Wolfe has received national recognition for her years-long coverage of Mississippi’s welfare program, in which she exposed new details about how officials funneled tens of millions of federal public assistance funds away from needy families and instead to their friends, families and the pet projects of famous athletes.

Since joining Mississippi Today, she has received several national honors including the Pulitzer Prize for Local Reporting, the Livingston Award, two Goldsmith Prizes for Investigative Reporting, the Collier Prize for State Government Accountability, the Sacred Cat Award, the Nellie Bly Award, the John Jay/Harry Frank Guggenheim Excellence in Criminal Justice Reporting Award, the Al Neuharth Innovation in Investigative Journalism Award, the Sidney Award, the National Press Foundation’s Poverty and Inequality Award and others.

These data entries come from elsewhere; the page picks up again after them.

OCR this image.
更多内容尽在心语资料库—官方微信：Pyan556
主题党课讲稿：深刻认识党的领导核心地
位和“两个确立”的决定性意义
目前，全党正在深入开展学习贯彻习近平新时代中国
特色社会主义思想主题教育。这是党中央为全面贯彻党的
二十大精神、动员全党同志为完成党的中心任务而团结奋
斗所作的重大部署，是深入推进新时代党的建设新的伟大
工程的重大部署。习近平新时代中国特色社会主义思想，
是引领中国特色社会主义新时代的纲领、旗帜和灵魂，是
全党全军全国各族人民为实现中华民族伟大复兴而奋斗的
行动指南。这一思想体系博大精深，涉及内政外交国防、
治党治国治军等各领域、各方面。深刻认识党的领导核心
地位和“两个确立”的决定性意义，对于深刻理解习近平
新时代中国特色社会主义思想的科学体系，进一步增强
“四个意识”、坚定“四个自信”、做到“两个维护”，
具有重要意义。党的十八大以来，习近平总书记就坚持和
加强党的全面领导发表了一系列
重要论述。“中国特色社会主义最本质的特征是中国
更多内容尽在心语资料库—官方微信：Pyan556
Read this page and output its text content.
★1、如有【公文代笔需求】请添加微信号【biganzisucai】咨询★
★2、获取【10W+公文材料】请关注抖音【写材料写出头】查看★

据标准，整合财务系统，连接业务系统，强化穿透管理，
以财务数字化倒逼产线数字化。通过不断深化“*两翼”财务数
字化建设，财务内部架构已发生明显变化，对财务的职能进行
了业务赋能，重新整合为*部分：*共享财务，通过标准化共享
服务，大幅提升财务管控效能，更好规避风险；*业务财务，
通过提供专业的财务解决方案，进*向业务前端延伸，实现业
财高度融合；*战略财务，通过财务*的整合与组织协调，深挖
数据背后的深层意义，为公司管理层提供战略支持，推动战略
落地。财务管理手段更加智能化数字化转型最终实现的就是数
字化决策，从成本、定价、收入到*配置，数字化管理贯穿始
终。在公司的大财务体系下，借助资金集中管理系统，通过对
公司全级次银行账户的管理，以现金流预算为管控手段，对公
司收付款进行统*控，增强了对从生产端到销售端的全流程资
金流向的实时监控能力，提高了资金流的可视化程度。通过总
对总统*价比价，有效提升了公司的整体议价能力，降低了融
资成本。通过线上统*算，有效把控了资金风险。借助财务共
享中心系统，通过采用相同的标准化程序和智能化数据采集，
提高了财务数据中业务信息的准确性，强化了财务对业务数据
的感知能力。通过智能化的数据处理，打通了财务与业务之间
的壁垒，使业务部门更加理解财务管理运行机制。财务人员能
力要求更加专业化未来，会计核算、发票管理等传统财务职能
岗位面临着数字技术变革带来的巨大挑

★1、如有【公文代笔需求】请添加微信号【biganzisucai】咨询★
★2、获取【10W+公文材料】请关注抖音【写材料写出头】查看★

Previously, Wolfe worked for three years at Clarion Ledger, Mississippi’s statewide newspaper, where she covered city hall, health care, and wrote stories about hunger and medical billing, earning the Bill Minor Prize for Investigative Journalism two years in a row.

Born and raised on the Puget Sound in Washington State, Wolfe moved to Mississippi in 2012 to attend Mississippi State University, where she currently serves on the Digital Journalism Advisory Board. She has lived in Jackson, Mississippi since graduating in 2014.